Alas, the new friendship is the very thing to drive a wedge between Kuroe and Minami. Romantic calamity looms. Can the second kaiju even now headed towards Kuroe’s city provide a welcome distraction?
~oOo~
Ah, romantic misunderstandings that could be cleared up in less than a minute if only people would talk to each other, rather than jumping to conclusions. I hate those. I really hate those.
I am not sure about Rinko’s thought processes. First, she was very lucky that Kuroe is a human schoolgirl most of the time. Given that she could not have known that was a possibility1, how was she planning on raising Kuroe? When is she planning on explaining to her daughter that she isn’t a sick girl, but a shape-shifter?
The whole kaiju take the appearance of whatever animal is near them when they hatch suggests that kaiju or at least some kaiju are brood parasites. Brood parasite kaiju is a novel idea, if that is what the author is going for. It would explain how kaiju seem to pop up out of nowhere: they live amongst us unseen… for a while. Nightmare possibility.
Longtime readers of KGC will no doubt notice that yet again, Kuroe encounters a new friend who embodies the lesson that one cannot judge by appearances. Will Kuroe learn from this or even remember the moral by the next volume? Past experience suggests not.

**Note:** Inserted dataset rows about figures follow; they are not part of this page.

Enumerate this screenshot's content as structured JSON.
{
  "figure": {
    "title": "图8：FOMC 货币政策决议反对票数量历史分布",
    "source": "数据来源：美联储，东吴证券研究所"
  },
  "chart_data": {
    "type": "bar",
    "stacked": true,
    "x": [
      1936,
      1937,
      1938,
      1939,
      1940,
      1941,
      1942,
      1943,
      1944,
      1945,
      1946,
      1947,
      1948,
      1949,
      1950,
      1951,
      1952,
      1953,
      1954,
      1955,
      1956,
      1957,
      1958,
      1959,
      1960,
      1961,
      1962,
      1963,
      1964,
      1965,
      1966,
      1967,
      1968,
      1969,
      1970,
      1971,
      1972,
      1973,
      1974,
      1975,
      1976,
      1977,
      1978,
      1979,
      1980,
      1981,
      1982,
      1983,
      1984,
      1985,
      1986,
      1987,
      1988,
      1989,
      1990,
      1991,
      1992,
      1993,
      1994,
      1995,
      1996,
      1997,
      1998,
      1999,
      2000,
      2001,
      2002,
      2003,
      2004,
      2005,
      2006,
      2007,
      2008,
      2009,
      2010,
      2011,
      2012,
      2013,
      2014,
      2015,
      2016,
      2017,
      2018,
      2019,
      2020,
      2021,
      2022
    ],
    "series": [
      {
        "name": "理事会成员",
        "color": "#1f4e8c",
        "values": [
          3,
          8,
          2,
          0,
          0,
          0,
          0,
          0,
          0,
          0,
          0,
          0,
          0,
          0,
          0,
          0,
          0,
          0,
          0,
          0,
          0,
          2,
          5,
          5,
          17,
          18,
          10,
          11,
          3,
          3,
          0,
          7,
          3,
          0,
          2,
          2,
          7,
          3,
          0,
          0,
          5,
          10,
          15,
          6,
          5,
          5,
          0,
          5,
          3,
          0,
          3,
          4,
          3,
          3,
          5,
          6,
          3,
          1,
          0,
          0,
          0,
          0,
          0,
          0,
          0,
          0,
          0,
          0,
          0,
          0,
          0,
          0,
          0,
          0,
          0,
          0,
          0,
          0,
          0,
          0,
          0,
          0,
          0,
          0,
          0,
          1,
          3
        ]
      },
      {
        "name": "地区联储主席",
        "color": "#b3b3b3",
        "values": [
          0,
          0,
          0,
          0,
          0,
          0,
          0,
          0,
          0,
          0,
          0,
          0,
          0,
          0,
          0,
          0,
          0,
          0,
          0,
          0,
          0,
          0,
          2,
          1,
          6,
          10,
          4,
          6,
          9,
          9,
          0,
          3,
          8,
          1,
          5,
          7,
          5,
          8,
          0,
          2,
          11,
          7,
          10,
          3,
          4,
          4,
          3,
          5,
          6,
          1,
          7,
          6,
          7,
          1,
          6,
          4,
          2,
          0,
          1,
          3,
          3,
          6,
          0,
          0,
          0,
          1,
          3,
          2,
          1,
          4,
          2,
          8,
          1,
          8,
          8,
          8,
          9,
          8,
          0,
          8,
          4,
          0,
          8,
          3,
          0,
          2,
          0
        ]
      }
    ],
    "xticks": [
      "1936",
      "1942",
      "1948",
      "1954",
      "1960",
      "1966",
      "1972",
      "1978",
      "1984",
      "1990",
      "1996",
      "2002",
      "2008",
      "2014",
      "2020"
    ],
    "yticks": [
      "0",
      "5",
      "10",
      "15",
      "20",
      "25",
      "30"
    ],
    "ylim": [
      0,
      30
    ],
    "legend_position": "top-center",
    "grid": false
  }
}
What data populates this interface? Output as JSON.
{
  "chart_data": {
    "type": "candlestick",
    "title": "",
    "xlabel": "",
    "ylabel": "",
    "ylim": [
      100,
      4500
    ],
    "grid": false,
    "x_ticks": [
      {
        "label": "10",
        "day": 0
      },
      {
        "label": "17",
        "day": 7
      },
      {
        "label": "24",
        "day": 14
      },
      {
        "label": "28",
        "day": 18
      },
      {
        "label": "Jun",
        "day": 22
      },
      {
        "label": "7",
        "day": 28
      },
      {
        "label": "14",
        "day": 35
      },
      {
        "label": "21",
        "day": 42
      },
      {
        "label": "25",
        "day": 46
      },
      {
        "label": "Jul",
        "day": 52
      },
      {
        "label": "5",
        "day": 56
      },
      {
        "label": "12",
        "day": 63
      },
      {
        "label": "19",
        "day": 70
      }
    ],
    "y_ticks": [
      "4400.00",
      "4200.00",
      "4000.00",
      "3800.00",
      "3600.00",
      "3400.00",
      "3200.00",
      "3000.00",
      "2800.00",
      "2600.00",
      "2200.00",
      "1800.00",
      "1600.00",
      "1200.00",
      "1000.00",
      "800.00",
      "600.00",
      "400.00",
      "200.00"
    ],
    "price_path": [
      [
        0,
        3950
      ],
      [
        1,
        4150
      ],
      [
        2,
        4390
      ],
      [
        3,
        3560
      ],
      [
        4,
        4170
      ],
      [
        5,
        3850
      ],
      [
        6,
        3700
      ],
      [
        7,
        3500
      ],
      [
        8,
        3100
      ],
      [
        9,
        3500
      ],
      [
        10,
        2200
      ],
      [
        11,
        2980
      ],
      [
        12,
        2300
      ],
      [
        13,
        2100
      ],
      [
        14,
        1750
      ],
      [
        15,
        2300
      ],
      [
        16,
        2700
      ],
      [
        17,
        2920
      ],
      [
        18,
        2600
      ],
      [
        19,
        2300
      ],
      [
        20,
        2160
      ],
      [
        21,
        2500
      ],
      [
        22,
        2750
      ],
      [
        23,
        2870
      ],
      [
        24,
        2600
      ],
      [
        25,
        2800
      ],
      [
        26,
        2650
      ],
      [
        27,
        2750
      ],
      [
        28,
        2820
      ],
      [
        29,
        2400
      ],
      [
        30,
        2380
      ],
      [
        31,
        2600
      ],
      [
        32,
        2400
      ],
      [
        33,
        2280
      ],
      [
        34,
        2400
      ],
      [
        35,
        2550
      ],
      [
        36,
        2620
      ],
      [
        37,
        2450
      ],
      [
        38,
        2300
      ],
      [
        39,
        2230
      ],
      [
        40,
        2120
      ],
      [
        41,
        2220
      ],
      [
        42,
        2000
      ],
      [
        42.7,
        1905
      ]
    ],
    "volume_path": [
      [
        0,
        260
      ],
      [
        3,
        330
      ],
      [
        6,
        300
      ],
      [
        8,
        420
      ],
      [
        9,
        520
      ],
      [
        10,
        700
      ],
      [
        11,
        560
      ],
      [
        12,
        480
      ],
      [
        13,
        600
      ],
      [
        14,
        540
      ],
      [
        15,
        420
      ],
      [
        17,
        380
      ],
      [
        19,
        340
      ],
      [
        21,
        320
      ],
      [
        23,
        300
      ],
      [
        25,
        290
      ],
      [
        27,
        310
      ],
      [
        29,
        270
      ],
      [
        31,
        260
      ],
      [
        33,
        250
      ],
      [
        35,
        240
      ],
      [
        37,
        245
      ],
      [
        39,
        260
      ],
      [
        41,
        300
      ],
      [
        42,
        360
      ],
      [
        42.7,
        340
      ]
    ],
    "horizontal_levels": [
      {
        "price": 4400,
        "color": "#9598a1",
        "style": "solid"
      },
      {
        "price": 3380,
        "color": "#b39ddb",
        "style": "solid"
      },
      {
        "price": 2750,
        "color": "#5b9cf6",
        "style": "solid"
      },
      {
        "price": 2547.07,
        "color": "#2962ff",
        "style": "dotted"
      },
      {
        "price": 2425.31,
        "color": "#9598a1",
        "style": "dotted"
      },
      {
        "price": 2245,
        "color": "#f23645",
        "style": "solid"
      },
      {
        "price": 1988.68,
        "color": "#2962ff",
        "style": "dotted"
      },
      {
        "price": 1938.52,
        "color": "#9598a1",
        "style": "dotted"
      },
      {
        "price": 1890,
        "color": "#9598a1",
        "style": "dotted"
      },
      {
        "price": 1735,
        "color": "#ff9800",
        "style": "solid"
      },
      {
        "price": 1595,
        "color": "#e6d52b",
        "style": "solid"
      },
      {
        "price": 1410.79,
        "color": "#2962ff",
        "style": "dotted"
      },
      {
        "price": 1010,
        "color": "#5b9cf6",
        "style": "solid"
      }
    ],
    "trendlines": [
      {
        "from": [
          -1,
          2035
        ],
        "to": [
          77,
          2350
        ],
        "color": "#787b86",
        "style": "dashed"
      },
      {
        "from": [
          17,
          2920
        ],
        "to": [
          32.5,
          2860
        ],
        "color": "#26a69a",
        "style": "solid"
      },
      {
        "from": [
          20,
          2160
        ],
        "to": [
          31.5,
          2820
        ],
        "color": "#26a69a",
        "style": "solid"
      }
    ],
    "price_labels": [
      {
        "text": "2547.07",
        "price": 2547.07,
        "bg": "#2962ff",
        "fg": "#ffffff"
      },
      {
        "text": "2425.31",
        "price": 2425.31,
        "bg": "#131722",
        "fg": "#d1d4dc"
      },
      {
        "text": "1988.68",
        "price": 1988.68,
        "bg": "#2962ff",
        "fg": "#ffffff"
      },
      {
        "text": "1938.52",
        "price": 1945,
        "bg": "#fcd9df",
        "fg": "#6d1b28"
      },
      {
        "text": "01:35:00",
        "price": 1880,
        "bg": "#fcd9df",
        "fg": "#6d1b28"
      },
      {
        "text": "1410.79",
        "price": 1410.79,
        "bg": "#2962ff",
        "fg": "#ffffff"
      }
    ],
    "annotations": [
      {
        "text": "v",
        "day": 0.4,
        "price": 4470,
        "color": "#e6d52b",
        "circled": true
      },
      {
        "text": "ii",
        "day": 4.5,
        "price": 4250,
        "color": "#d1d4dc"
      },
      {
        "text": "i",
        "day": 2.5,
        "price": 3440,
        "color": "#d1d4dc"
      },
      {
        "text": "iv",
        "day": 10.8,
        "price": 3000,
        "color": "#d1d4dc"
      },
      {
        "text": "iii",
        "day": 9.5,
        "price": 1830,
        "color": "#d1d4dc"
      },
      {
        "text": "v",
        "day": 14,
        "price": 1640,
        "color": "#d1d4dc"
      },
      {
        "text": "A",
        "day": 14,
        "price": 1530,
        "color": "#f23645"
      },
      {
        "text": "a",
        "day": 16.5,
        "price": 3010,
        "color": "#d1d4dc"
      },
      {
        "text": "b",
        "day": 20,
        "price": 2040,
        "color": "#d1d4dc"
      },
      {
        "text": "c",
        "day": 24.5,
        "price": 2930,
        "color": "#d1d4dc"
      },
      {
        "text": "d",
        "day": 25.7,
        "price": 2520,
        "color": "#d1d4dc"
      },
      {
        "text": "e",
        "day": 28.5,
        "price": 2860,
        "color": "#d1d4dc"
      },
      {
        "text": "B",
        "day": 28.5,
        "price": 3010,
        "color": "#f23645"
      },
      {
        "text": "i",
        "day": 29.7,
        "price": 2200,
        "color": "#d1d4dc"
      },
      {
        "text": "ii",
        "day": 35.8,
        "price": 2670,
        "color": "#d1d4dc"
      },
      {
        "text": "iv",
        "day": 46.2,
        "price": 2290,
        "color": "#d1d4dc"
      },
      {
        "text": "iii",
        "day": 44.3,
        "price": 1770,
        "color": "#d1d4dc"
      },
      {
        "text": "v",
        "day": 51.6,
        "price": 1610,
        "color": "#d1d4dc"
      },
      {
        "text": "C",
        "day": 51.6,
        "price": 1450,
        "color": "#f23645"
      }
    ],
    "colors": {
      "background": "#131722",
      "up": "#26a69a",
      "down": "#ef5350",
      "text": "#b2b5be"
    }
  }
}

This was a perfectly fine volume… except for the fact that it employs a trope I absolutely hate. Obviously most other people’s milage must vary or romantic misunderstandings would not pop up so often.
Kaiju Girl Caramelise, Volume 5 is available here (Amazon US), here (Amazon Canada), here (Amazon UK), here (Apple Books), here (Barnes & Noble), here (Chapters-Indigo), and here (Words Worth Books).
1: Rinko explains away the shapeshifting as the product of spontaneous evolution, which makes me wonder if she got her degree by sending away cereal boxtops or perhaps attended an institution affiliated with the Discovery Institute.